HIPAA Data Inventory

-- All PHI fields in database
SELECT
    table_name,
    column_name,
    classification,
    COUNT(*) as record_count
FROM data_classifications dc
JOIN information_schema.tables t ON t.table_name = dc.table_name
WHERE classification = 'PHI'
GROUP BY table_name, column_name, classification;

PCI DSS Data Report

-- All PCI data (should be minimal)
SELECT * FROM data_classifications
WHERE classification = 'PCI';

Data Minimization Report

-- Check for unnecessary sensitive data
SELECT
    table_name,
    column_name,
    classification,
    last_accessed
FROM data_classifications
WHERE classification IN ('RESTRICTED', 'PHI', 'PCI')
  AND last_accessed < NOW() - INTERVAL '1 year';

Automatic Classification

Use rules to classify data automatically:

pub fn auto_classify(column_name: &str, value: &str) -> DataClassification {
    // Check column name
    if column_name.contains("ssn") || column_name.contains("social_security") {
        return DataClassification::Restricted;
    }

    if column_name.contains("credit_card") || column_name.contains("card_number") {
        return DataClassification::PCI;
    }

    // Check content patterns
    if is_ssn_pattern(value) {
        return DataClassification::Restricted;
    }

    if is_credit_card_pattern(value) {
        return DataClassification::PCI;
    }

    if is_email(value) || is_phone(value) {
        return DataClassification::PII;
    }

    // Default to internal
    DataClassification::Internal
}

fn is_ssn_pattern(value: &str) -> bool {
    // Match XXX-XX-XXXX pattern
    regex::Regex::new(r"^\d{3}-\d{2}-\d{4}$")
        .unwrap()
        .is_match(value)
}

Audit Classification Changes

-- Track classification changes
CREATE TABLE classification_audit (
    id BIGINT PRIMARY KEY,
    table_name TEXT NOT NULL,
    record_id BIGINT NOT NULL,
    old_classification TEXT,
    new_classification TEXT NOT NULL,
    changed_by BIGINT NOT NULL,
    changed_at TIMESTAMP NOT NULL,
    reason TEXT
);

-- Trigger on classification change
CREATE TRIGGER audit_classification_change
AFTER UPDATE OF classification ON patients
FOR EACH ROW
BEGIN
    INSERT INTO classification_audit (
        table_name, record_id, old_classification, new_classification,
        changed_by, changed_at, reason
    ) VALUES (
        'patients', NEW.id, OLD.classification, NEW.classification,
        current_user_id(), CURRENT_TIMESTAMP, 'Classification updated'
    );
END;

Labeling and Watermarking

Add visual indicators for sensitive data:

pub struct ClassifiedData {
    pub data: String,
    pub classification: DataClassification,
}

impl ClassifiedData {
    /// Display with classification label
    pub fn to_labeled_string(&self) -> String {
        let label = match self.classification {
            DataClassification::Restricted => "[RESTRICTED]",
            DataClassification::PHI => "[PHI]",
            DataClassification::PCI => "[PCI DSS]",
            DataClassification::Confidential => "[CONFIDENTIAL]",
            _ => "",
        };

        format!("{} {}", label, self.data)
    }
}

Best Practices

1. Classify Early

// Good: Classify at insert time
INSERT INTO patients (name, classification) VALUES ('Alice', 'PHI');

// Bad: Classify later (easy to forget)
INSERT INTO patients (name) VALUES ('Alice');
-- (classification is NULL)

2. Document Classification Decisions

INSERT INTO data_classifications (table_name, column_name, classification, reason)
VALUES ('patients', 'ssn_encrypted', 'RESTRICTED', 'Contains encrypted SSN per HIPAA requirements');

3. Review Classifications Regularly

# Quarterly data classification review
kmb classify review --since "90 days ago"

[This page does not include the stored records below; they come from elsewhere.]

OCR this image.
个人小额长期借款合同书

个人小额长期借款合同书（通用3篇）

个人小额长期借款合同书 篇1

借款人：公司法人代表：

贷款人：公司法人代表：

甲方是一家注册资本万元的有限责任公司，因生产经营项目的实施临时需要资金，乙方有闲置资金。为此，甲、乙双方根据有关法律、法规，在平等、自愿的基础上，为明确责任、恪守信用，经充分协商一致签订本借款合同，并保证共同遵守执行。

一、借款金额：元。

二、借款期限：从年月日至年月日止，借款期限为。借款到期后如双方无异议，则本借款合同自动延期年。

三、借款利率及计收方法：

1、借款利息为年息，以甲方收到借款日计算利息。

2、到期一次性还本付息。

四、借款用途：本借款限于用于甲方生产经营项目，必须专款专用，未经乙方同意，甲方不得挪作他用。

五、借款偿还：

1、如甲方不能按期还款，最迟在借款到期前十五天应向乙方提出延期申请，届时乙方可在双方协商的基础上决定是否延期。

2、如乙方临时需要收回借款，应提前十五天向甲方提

4. Enforce Access Controls

// Check before allowing access
if !policy.can_access(data.classification) {
    return Err(Error::Unauthorized {
        message: "User cannot access data with this classification",
    });
}

5. Minimize Sensitive Data

-- Bad: Store full SSN when last 4 digits suffice
ssn TEXT

-- Good: Store only what's needed
ssn_last_4 TEXT

Key Takeaway: Data classification helps you understand what data you have, how sensitive it is, and what controls are needed. Start classifying from day one.